11/01/2003

Microsoft e o direito de errar
Fé de menos ou fé demais, faz mal pra todos os mortais. Vale pra qualquer outra coisa além da fé, como água, comida, pressão. Saber a gente sabe, que é no eqüilíbrio que está a sabedoria, duro é por isso em prática o tempo todo. Por isso, de vez em quando, todo mundo escorrega. Feio.

As K-gadas solenes que fazemos têm sempre um antes, um durante e um depois.

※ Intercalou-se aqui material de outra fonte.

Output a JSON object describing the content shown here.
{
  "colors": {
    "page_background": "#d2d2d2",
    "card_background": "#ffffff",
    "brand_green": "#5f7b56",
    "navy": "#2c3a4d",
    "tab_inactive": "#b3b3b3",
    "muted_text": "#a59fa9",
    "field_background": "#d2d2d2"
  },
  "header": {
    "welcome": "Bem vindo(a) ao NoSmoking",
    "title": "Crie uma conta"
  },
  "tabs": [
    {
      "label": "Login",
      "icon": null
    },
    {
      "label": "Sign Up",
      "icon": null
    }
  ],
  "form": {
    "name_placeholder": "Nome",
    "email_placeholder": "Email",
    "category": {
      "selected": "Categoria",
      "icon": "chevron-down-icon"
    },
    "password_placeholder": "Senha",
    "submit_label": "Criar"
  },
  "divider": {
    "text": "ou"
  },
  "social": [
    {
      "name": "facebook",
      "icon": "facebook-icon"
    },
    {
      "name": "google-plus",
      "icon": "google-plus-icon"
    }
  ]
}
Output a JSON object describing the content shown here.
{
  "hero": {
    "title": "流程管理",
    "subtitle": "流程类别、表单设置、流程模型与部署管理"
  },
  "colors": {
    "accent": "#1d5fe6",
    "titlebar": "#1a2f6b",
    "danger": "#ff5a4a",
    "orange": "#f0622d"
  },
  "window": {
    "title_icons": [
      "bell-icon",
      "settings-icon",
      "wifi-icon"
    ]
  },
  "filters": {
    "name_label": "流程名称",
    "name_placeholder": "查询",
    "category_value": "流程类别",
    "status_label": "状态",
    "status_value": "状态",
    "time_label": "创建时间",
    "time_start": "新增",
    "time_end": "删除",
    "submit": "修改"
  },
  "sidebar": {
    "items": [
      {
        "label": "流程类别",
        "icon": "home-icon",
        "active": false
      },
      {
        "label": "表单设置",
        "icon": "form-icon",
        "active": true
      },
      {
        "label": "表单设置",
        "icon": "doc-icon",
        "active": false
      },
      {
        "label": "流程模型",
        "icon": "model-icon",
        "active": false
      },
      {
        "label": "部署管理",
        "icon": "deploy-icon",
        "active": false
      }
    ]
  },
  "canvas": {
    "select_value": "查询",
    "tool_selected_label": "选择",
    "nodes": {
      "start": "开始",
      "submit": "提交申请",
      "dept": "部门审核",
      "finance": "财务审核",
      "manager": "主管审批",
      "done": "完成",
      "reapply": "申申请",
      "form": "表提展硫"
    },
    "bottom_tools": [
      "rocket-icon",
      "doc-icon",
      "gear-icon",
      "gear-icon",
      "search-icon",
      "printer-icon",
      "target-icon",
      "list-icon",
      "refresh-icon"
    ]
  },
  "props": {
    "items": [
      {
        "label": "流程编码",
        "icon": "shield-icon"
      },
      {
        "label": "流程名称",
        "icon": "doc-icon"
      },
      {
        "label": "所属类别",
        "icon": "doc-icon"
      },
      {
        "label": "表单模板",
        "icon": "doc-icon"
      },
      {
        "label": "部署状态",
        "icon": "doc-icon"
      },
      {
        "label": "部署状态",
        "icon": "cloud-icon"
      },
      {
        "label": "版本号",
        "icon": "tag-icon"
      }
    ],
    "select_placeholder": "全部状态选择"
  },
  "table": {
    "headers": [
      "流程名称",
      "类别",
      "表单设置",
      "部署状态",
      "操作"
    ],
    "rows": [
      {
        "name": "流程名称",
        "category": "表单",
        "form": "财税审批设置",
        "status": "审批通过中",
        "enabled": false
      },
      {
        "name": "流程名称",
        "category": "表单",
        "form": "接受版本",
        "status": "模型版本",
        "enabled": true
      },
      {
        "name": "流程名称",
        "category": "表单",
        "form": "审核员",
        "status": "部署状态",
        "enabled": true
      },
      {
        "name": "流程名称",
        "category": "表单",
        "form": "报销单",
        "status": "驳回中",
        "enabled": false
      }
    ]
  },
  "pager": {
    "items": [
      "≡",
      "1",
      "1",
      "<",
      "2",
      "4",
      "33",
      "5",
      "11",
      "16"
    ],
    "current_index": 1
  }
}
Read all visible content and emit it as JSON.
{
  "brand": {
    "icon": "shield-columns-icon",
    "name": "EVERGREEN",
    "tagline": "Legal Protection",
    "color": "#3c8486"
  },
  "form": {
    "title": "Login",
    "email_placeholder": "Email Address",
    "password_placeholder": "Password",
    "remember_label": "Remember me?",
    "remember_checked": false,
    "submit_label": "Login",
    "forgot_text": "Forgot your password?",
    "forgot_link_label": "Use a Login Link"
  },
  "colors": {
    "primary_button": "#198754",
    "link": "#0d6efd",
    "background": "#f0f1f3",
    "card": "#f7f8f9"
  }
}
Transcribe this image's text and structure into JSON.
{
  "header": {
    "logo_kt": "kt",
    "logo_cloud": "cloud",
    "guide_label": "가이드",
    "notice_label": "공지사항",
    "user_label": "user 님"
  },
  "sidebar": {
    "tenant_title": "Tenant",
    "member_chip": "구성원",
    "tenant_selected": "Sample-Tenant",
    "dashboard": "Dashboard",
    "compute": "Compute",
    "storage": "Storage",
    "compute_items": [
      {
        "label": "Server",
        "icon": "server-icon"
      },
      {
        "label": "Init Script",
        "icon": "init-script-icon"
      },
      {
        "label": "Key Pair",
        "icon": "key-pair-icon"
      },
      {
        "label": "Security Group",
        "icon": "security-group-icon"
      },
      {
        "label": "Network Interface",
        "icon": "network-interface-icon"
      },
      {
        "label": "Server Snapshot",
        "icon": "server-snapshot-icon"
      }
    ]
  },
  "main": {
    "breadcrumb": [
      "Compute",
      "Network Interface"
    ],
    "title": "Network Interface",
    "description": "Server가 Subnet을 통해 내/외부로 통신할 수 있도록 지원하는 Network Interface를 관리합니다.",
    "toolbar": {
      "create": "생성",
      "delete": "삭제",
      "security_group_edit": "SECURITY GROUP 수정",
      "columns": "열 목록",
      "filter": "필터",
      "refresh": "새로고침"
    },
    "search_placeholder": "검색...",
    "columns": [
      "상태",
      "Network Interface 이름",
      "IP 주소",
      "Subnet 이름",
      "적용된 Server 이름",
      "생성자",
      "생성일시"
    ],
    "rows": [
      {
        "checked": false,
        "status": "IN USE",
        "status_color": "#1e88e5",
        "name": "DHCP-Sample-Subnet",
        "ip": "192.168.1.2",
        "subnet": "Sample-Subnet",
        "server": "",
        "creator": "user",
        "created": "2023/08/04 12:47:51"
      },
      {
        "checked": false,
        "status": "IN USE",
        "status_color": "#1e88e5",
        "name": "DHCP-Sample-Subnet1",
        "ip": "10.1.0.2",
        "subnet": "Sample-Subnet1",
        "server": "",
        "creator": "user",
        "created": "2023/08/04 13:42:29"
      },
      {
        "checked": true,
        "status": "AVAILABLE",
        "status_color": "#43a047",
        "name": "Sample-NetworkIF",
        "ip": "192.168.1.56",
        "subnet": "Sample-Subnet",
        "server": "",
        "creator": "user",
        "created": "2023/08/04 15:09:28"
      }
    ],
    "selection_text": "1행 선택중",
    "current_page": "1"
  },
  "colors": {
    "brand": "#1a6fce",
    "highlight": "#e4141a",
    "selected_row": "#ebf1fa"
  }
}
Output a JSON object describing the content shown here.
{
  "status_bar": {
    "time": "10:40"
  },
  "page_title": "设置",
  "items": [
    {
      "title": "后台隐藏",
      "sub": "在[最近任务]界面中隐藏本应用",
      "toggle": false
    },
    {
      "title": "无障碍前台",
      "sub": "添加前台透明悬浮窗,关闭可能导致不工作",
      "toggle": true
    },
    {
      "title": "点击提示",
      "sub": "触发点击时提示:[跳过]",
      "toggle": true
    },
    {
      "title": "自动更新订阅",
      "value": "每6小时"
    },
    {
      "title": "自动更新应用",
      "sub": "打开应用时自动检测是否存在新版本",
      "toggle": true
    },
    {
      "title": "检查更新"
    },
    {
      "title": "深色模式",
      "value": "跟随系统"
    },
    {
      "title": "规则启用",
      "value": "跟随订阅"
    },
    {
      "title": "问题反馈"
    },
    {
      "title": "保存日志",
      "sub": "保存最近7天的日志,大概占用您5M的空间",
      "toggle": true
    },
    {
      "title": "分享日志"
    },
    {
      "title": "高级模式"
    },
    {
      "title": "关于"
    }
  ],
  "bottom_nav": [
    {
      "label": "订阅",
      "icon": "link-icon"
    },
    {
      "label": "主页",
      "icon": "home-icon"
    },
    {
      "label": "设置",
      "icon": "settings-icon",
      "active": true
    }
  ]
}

Em geral, não são premeditadas por isso não temos noção do 'antes'. O antes costuma ser uma CIRCUNSTÂNCIA, um ambiente propício, que pode ser TPM, um dia de cabelo ruim, problemas financeiros, afetivos, profissionais ou estruturais, caminhão que espirrou água da poça na nossa calça, qualquer coisa. Fato é que sempre tem um 'antes'. Mas a gente não tem consciência do que está por fazer.

Depois, vem o momento, o DURANTE de toda solene K-gada. A passagem do ANTES para o DURANTE pode ter um estopim, uma ignição. É o garçon que derruba a sopa, o motorista do ônibus que freia de repente, o vizinho que diz a palavra errada, um engano ao telefone. Neste momento, você passa do antes, com toda a carga ruim do seu momento e vai com tudo para o DURANTE. E aí, caga generalizado. É merda no ventilador, é farofa nos dutos do ar condicionado, é abóboras gigantes para todo lado. A gente diz o que não quer, faz o que não deve, contra tudos e contra todos, sem perceber nadica de nada, nem que está realmente entrando num processo de auto-destruição.

Nessa hora, as pessoas que sentem afeto pela gente, tentam dar um toque, do tipo 'calma'... 'não faz isso'... 'fica na boa'... 'pára com isso'. Mas às vezes, somos tomados por um ódio tão mortal, uma raiva tão intensa, que fechamos os cinco (os seis...) sentidos para os conselhos, percepções e toques que vêm de fora.

Mas, como toda tempestade passa, depois, vem a ambulância. E aí, é hora de recolher mortos e feridos. E acredite, muitas vezes há mortos. Há amizades que morrem, morre a confiança ou, em geral, é a esperança que você mata nas outras pessoas, a fé que elas têm ou tinham nos outros seres humanos. Feridos, sempre há. Porque você será a primeira grande vítima do seu ataque.

O depois vem carregado de culpa. E a culpa nos leva a buscar todas as justificativas. A gente sempre tem justificativas, sempre é possível 'compreender' motivos, mas não no caso da morte. A morte é o evento mais forte, mais definitivo (pelo menos na religião judaico-cristã), mais temido e assustador, inexorável, da nossa vida. Nada justifica matar ou morrer.

Por isso a gente tem que fazer de tudo, mesmo, pra cuidar bem das nossas pulsões de morte, Tânatos. A gente tem que entender, discutir, prevenir, controlar, esses ataques. Tem que admitir que acontecem, que estamos sujeitos a ele. E temos que trabalhá-los. Nem eu nem ninguém consegue fazer isso de forma perfeita, talvez, sim, alguns monges, budistas, religiosos. Mas é difícil. E é porque é difícil que a gente tem que respeitar o monstro. Não alimente o monstro. Tente se lembrar disso.

Há um tempo, discuti bastante uma doença chamada DDA aqui no blog, recomendei um livro que acabou virando best-seller, fui à noite de autógrafos da autora, fiz amizade com sua assessora, divulguei o trabalho em vários lugares e pra várias pessoas. Agora, estou me tratando da DDA. E começo a me sentir um pouco melhor. Vejo as coisas mais claramente. Concentro-me com mais facilidade. E quando vejo que perdi o ticket do estacionamento, a chave do carro, que esqueci de fazer coisas importantes, não tentro em pânico: mantenho a calma e tento resolver da melhor forma possível.

Desculpe o longo post e a psicologia de vizinhança, mas vivemos todos aqui um exemplo bacana disso, com o Marcos, que teve um ataque público por aqui, nos comments, chocou alguns, nutriu o monstro de outros, que reagiram com a mesma ira, despertou a compaixão de outros. Mas ele mandou um email e publicou um texto dizendo que foi mesmo um surto, um ataque, ao qual todos estamos sujeitos.

E desta consciência dele, todos despertamos melhores.

Ilusão a gente achar que não influenciamos todos e que não somos por todos influenciados.
Somos, sempre, porque somos todos parte de uma mesma coisa: a raça humana.